4. If VMs are still stuck in JOINING
state, reboot those impact VMs.
#sudo reboot now or #init 6
5. Now verify if the impacted VM has moved to CONNECTED
state.
admin@orchestrator[master-1]# show docker engine
Fri Jul 14 09:36:18.635 UTC+00:00
MISSED
ID STATUS PINGS
----------------------------------
control-1 CONNECTED 0
control-2 CONNECTED 0
director-1 CONNECTED 0
director-2 CONNECTED 0
director-3 CONNECTED 0
director-4 CONNECTED 0
distributor-1 CONNECTED 0
distributor-2 CONNECTED 0
distributor-3 CONNECTED 0
distributor-4 CONNECTED 0
master-1 CONNECTED 0
worker-1 CONNECTED 0
worker-2 CONNECTED 0
worker-3 CONNECTED 0
admin@orchestrator[master-1]#
6. Verify if the vPAS starts catering traffic and all containers are UP (especially diameter endpoint), else restart orchestrator-backup-a
container in drc01 VM.
#docker restart orchestrator-backup-a
7. Now, verify if vPAS began to process the traffic.
Approach 2.
If the Disk space of the VM gets exhausted.

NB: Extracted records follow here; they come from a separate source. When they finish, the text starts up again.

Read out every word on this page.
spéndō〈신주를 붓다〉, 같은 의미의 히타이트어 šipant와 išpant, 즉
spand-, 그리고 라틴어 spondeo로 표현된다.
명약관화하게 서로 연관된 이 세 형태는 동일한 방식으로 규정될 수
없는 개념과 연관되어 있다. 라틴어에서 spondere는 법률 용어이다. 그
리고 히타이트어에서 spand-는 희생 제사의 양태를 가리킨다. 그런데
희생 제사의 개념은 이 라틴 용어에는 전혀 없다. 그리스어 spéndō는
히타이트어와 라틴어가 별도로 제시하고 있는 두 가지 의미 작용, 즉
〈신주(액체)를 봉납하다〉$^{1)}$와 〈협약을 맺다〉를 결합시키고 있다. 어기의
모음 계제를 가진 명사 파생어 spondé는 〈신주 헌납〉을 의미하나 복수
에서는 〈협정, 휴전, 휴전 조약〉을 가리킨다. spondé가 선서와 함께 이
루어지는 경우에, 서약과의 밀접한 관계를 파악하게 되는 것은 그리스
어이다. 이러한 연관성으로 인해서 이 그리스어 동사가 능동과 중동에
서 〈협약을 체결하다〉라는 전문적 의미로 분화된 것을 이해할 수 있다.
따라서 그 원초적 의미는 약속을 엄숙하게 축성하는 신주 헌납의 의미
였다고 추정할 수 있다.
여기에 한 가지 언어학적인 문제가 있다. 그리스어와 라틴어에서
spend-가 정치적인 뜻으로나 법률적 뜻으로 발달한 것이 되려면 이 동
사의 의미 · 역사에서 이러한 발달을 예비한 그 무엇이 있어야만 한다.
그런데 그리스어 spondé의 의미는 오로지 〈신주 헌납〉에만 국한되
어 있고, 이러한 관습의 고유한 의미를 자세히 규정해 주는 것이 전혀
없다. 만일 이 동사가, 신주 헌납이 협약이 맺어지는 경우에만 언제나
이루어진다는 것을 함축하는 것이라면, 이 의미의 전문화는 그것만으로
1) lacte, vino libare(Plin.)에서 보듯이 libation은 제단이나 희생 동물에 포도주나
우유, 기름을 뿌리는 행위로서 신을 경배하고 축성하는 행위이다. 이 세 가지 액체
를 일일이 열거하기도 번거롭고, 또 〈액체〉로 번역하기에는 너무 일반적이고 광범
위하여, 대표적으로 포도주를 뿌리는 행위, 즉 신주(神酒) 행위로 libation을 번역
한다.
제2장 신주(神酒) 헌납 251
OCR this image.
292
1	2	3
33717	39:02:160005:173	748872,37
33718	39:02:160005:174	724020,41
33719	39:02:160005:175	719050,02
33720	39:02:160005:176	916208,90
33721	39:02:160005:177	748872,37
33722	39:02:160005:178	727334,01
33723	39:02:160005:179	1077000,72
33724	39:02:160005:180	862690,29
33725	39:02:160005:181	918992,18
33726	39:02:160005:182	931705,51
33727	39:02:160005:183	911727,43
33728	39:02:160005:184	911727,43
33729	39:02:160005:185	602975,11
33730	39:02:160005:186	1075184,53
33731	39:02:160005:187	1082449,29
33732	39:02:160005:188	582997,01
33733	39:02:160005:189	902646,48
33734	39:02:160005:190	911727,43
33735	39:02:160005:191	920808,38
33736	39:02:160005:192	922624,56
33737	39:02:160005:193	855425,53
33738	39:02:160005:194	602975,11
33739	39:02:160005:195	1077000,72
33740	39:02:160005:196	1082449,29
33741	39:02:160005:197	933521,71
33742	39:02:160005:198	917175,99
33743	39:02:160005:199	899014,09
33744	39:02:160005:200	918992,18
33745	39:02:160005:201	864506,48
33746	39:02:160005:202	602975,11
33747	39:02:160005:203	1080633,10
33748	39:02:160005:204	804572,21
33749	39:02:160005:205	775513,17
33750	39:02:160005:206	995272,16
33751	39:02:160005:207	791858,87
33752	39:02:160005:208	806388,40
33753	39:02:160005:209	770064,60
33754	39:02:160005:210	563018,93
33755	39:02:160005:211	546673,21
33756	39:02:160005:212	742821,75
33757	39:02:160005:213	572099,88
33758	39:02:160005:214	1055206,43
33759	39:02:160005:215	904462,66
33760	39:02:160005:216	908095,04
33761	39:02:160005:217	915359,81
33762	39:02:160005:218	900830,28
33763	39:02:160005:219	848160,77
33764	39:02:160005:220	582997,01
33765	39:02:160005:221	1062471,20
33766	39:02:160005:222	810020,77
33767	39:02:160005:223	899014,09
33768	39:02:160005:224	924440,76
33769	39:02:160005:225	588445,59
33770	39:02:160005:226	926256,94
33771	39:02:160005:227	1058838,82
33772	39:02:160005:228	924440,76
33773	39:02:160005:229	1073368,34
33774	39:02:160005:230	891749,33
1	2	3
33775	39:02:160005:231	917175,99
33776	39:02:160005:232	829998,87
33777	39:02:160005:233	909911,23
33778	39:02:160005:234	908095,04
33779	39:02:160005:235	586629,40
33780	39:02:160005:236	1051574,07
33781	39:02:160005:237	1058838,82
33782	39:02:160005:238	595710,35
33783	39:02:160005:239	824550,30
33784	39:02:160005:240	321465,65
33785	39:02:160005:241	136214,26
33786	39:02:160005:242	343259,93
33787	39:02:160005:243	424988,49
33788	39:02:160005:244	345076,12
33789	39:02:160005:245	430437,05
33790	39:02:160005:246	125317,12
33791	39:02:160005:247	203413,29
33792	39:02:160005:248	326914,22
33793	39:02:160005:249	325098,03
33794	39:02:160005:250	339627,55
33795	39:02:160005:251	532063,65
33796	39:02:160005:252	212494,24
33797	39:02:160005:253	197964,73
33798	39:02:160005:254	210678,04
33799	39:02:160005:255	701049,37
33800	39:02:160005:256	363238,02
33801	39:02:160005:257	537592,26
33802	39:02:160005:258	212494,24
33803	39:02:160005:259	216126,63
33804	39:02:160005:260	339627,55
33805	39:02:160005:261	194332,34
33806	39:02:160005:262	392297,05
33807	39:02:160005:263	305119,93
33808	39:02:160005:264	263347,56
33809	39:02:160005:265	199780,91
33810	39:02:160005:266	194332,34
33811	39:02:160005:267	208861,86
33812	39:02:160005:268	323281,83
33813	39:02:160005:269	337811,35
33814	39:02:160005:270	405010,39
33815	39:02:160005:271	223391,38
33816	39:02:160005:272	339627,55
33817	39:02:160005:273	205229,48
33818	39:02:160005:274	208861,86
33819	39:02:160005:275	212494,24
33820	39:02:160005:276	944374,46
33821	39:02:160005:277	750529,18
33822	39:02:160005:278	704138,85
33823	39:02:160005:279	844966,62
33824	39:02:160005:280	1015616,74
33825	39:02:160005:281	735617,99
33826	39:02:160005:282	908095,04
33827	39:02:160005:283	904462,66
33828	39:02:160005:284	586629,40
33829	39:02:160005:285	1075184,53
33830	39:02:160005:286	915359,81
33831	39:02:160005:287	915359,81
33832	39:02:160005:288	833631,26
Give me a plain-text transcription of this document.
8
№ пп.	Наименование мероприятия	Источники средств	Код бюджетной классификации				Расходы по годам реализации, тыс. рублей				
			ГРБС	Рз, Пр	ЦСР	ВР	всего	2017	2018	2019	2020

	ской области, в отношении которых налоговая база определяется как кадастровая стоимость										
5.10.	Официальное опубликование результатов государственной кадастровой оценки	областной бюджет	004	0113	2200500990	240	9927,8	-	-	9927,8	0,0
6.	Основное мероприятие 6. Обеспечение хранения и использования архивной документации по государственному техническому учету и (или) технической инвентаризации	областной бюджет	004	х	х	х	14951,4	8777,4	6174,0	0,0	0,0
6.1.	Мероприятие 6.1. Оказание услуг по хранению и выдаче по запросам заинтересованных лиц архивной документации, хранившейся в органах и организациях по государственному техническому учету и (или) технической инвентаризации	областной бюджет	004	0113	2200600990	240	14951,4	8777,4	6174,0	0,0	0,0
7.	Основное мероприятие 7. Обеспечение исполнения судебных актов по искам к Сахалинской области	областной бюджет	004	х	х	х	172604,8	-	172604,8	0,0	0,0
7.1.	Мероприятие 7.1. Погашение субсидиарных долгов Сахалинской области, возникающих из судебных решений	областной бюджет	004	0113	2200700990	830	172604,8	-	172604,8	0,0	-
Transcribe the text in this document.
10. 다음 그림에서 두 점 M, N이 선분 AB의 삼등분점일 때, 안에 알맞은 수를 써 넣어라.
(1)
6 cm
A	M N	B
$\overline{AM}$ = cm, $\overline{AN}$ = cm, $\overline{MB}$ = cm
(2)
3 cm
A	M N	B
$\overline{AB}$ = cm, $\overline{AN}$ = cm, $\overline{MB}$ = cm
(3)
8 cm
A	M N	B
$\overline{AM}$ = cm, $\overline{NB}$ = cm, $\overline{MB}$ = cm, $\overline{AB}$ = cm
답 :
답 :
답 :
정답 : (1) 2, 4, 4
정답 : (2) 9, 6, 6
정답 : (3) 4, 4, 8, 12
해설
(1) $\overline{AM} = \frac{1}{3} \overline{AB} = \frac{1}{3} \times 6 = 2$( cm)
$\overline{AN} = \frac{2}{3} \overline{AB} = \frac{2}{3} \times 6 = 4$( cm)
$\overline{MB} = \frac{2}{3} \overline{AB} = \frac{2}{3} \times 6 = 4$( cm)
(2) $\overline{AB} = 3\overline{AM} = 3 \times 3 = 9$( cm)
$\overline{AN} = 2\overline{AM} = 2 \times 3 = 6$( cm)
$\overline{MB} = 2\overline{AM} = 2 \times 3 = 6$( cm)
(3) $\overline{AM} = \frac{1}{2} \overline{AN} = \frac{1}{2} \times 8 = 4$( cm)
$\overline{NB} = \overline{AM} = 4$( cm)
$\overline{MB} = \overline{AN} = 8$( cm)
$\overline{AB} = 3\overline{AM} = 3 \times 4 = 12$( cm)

1. Identify the directory that consumes high disk space.
root@control-2:/var/lib/docker/overlay2#du -ah / --exclude=/proc | sort -r -h | head -n 10
176G 9dfd1bf36282c4e707a3858beba91bfaa383c78b5b9eb3acf0e58f335126d9b7
2. Verfify the files/logs/dumps that consume huge disk space.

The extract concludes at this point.